Our buddy New Oxford Dictionary descirbes this:
"Game: a form of play or sport, esp. a competitive one played according to rules and decided by skill, strength, or luck."
"Art: the expression or application of human creative skill and imagination, typically in a visual form such as painting or sculpture, producing works to be appreciated primarily for their beauty or emotional power."
While it might not be taking everything into consideration, how often do you see soccer or Hungry Hungry Hippos expressing beauty or deeming themsleves worthy of an emotional response? Sure, plenty of riots get started because of soccer, but that's not soccer itself.

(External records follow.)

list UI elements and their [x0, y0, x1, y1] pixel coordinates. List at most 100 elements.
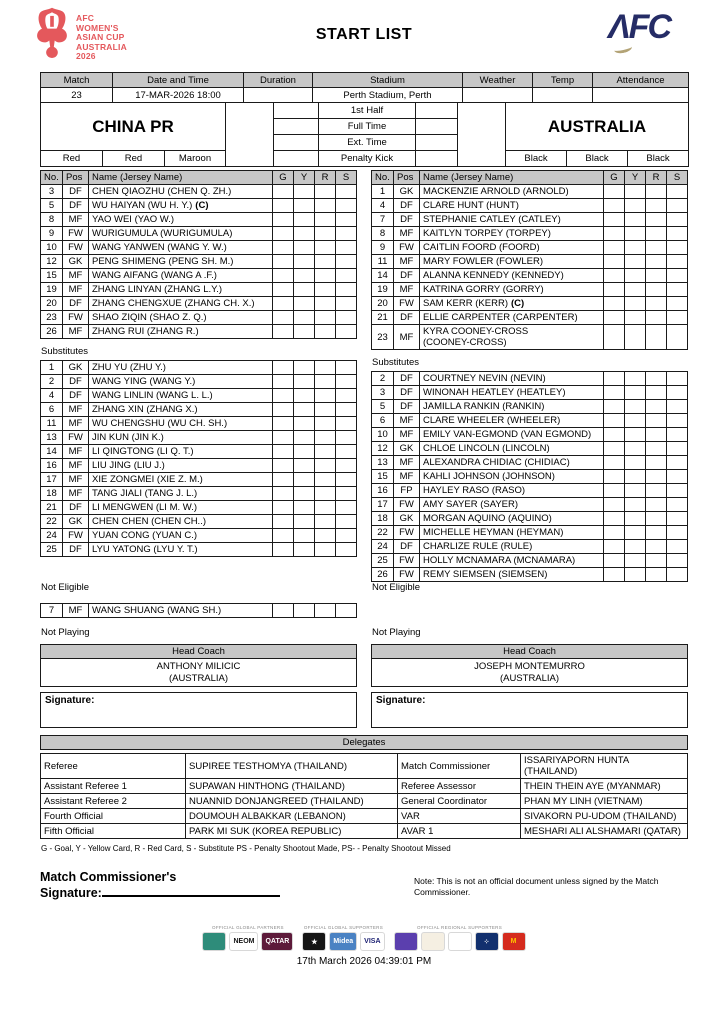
sub-cell: [335, 254, 357, 269]
player-name: WANG SHUANG (WANG SH.): [88, 602, 273, 618]
delegate-name: SUPAWAN HINTHONG (THAILAND): [185, 778, 398, 794]
yellow-cell: [293, 282, 315, 297]
player-position: DF: [393, 399, 420, 414]
delegates-title-bar: Delegates: [40, 735, 688, 750]
player-number: 14: [371, 268, 394, 283]
match-info-header-row: Match Date and Time Duration Stadium Wea…: [40, 72, 689, 88]
sponsor-group-label: OFFICIAL REGIONAL SUPPORTERS: [417, 925, 503, 930]
player-number: 26: [371, 567, 394, 582]
red-cell: [314, 296, 336, 311]
away-head-coach-country: (AUSTRALIA): [499, 672, 560, 684]
player-row: 26 MF ZHANG RUI (ZHANG R.): [40, 324, 357, 339]
sub-cell: [335, 430, 357, 445]
player-row: 17 FW AMY SAYER (SAYER): [371, 497, 688, 512]
document-header: AFC WOMEN'S ASIAN CUP AUSTRALIA 2026 START L…: [37, 0, 688, 72]
tournament-logo-line: 2026: [76, 51, 96, 61]
player-name: ZHANG XIN (ZHANG X.): [88, 402, 273, 417]
player-name: SAM KERR (KERR) (C): [419, 296, 604, 311]
red-cell: [314, 528, 336, 543]
yellow-cell: [293, 268, 315, 283]
sponsor-group-label: OFFICIAL GLOBAL SUPPORTERS: [303, 925, 383, 930]
player-position: FW: [393, 240, 420, 255]
player-row: 22 GK CHEN CHEN (CHEN CH..): [40, 514, 357, 529]
sponsor-logo: [420, 932, 445, 951]
goal-cell: [603, 525, 625, 540]
red-cell: [645, 226, 667, 241]
player-name: CLARE HUNT (HUNT): [419, 198, 604, 213]
sub-cell: [666, 184, 688, 199]
red-header: R: [645, 170, 667, 185]
player-name: LIU JING (LIU J.): [88, 458, 273, 473]
yellow-cell: [293, 254, 315, 269]
player-row: 13 FW JIN KUN (JIN K.): [40, 430, 357, 445]
player-number: 19: [371, 282, 394, 297]
red-cell: [314, 324, 336, 339]
player-position: GK: [393, 184, 420, 199]
player-name: CHEN CHEN (CHEN CH..): [88, 514, 273, 529]
delegate-role: AVAR 1: [397, 823, 521, 839]
red-cell: [314, 184, 336, 199]
goal-cell: [272, 184, 294, 199]
player-position: DF: [393, 385, 420, 400]
player-number: 25: [371, 553, 394, 568]
match-header: Match: [40, 72, 113, 88]
away-kit-color-3: Black: [626, 150, 690, 167]
player-position: DF: [62, 500, 89, 515]
player-number: 8: [371, 226, 394, 241]
home-first-half-score: [273, 102, 319, 119]
player-position: MF: [62, 444, 89, 459]
player-name: ZHANG RUI (ZHANG R.): [88, 324, 273, 339]
player-row: 23 MF KYRA COONEY-CROSS (COONEY-CROSS): [371, 324, 688, 350]
commissioner-section: Match Commissioner's Signature: Note: Th…: [40, 869, 688, 901]
goal-cell: [603, 511, 625, 526]
delegate-name: SUPIREE TESTHOMYA (THAILAND): [185, 753, 398, 779]
red-cell: [645, 497, 667, 512]
player-number: 5: [371, 399, 394, 414]
player-name: EMILY VAN-EGMOND (VAN EGMOND): [419, 427, 604, 442]
player-number: 12: [371, 441, 394, 456]
goal-cell: [272, 486, 294, 501]
yellow-header: Y: [624, 170, 646, 185]
red-cell: [314, 542, 336, 557]
player-position: GK: [62, 514, 89, 529]
player-row: 14 MF LI QINGTONG (LI Q. T.): [40, 444, 357, 459]
player-number: 1: [371, 184, 394, 199]
player-number: 13: [371, 455, 394, 470]
player-row: 19 MF ZHANG LINYAN (ZHANG L.Y.): [40, 282, 357, 297]
scoreboard: CHINA PR 1st Half AUSTRALIA Full Time Ex…: [40, 102, 690, 167]
yellow-cell: [293, 602, 315, 618]
sub-cell: [666, 511, 688, 526]
yellow-cell: [293, 226, 315, 241]
goal-cell: [603, 198, 625, 213]
sub-cell: [335, 402, 357, 417]
match-commissioner-signature: Match Commissioner's Signature:: [40, 869, 280, 901]
player-row: 5 DF WU HAIYAN (WU H. Y.) (C): [40, 198, 357, 213]
delegate-name: NUANNID DONJANGREED (THAILAND): [185, 793, 398, 809]
player-name: COURTNEY NEVIN (NEVIN): [419, 371, 604, 386]
sub-cell: [666, 553, 688, 568]
sub-cell: [666, 226, 688, 241]
yellow-cell: [293, 486, 315, 501]
player-position: FW: [393, 553, 420, 568]
player-name: YAO WEI (YAO W.): [88, 212, 273, 227]
red-cell: [314, 360, 336, 375]
red-cell: [645, 441, 667, 456]
delegate-name: DOUMOUH ALBAKKAR (LEBANON): [185, 808, 398, 824]
delegate-role: Referee Assessor: [397, 778, 521, 794]
goal-cell: [603, 399, 625, 414]
goal-cell: [603, 268, 625, 283]
player-row: 15 MF WANG AIFANG (WANG A .F.): [40, 268, 357, 283]
sponsor-logo: Midea: [329, 932, 358, 951]
goal-cell: [603, 469, 625, 484]
player-position: DF: [393, 198, 420, 213]
player-name: WANG AIFANG (WANG A .F.): [88, 268, 273, 283]
sub-cell: [335, 310, 357, 325]
duration-value: [243, 87, 313, 103]
sub-cell: [335, 528, 357, 543]
red-cell: [645, 282, 667, 297]
player-position: GK: [62, 360, 89, 375]
sub-cell: [335, 226, 357, 241]
goal-cell: [603, 441, 625, 456]
home-starters-table: No. Pos Name (Jersey Name) G Y R S 3 DF …: [40, 170, 357, 339]
player-position: MF: [393, 469, 420, 484]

Now how often do you see "Heavy Rain" played competitively? Is "Metal Gear Solid 4" infamous for the amount of playing you do in the game, or is it the amount of watching you do in the game? "Deadly Premonition" is awful as far as gameplay is concerned, and while it's amazing for all the same reasons a classic movie is, it wouldn't work without that interactivity.
Watch a review in a laid out format (IGN comes to mind) and look at how much most reviews describe the gameplay. It's not very much when half of the word "videogame" is "game." The term was awfully applicable when story was nothing more than an excuse for gameplay in the days of early Mario, but with many games today, it's comes to the point where gameplay is often an excuse for story. Much of the substance in Roger Ebert's argument behind, "videogames can never be art" is that videogames call themselves games, something which art isn't. Well I'm starting to think videogames aren't art.

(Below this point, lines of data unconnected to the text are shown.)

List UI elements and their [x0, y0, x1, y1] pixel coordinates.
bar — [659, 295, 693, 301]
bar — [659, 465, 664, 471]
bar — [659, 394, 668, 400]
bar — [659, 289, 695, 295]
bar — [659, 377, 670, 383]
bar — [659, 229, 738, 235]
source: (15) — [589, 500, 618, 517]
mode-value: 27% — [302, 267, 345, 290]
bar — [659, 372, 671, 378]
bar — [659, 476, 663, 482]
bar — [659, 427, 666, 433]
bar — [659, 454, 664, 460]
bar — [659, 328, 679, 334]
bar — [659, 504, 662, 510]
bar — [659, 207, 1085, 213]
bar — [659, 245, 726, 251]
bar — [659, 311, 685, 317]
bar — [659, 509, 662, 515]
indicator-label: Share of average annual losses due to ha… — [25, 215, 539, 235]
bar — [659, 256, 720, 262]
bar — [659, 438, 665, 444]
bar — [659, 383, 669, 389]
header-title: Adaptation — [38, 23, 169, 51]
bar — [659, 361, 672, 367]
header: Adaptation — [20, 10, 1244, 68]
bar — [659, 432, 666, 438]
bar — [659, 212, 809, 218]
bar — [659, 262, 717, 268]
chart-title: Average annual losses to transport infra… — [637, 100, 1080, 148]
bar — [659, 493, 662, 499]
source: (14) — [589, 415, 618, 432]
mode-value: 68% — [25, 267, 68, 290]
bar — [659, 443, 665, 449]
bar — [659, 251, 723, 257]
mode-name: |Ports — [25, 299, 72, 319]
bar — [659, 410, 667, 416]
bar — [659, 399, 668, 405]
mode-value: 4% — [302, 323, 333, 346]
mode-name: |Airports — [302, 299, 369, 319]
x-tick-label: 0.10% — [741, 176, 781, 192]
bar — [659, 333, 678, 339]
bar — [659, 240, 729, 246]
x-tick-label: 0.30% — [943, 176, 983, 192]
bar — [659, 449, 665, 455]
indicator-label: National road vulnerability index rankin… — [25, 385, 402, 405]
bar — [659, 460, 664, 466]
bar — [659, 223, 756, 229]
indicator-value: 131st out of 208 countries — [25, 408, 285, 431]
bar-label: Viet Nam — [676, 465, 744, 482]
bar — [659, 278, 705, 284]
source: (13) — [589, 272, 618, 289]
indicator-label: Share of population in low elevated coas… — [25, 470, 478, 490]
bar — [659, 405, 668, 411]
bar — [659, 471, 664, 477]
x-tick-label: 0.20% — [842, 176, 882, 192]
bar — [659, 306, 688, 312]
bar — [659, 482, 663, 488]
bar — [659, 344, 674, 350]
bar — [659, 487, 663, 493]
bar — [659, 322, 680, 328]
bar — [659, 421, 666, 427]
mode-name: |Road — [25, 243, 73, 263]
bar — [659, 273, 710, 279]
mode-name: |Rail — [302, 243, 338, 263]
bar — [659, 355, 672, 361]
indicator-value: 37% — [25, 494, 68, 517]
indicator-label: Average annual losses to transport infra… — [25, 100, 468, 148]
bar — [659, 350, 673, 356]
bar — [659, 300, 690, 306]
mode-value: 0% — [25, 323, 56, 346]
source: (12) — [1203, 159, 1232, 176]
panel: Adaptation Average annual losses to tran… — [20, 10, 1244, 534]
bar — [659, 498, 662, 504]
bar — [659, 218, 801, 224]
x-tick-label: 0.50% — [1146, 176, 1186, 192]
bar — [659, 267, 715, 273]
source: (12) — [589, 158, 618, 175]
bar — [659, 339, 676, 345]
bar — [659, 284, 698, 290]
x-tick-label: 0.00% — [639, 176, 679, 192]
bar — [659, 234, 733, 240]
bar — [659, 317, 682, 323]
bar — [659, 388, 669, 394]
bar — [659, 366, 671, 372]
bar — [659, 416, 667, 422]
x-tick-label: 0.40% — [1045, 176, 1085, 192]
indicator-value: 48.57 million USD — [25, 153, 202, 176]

But videogames also aren't videogames. Well at least the "Heavy Rain(s)" aren't videogames, even though they're called videogames. But what about the "video" in videogames. Take a look at many of Japan's text-based stories, or the disk operating system games of the 1970's (those who don't know what those are, think "Zork" from "Black Ops"). They don't seem to have very much video, nor do they have very much game. Yet they're considered videogames.
The names of many art forms have changed. The term "motion picture" isn't passed around too often these days, nor does it really even apply to movies. It doesn't take Sir Winston Pretetnious, or a cosplay fetish, hair-dying Otaku to call a comic book a graphic novel/manga. Yet videogame, when the word is taken at base value, describes very few of those released today. "Narrative" is a word rising in popularity with those who think about games, but "interactive narrative" doesn't expediently roll off the tounge. And doesn't it sound a bit elegant for a term that's going to apply to "Pong?" Well even though that term might not work, perhaps the alternative is to string together a bunch of Latin roots to create a word that applies to everything from "Donkey Kong" to "Call of Duty" to "Deadly Premonition," hope the word catches on, and take it with us in a march up to Meriam Webster's front door!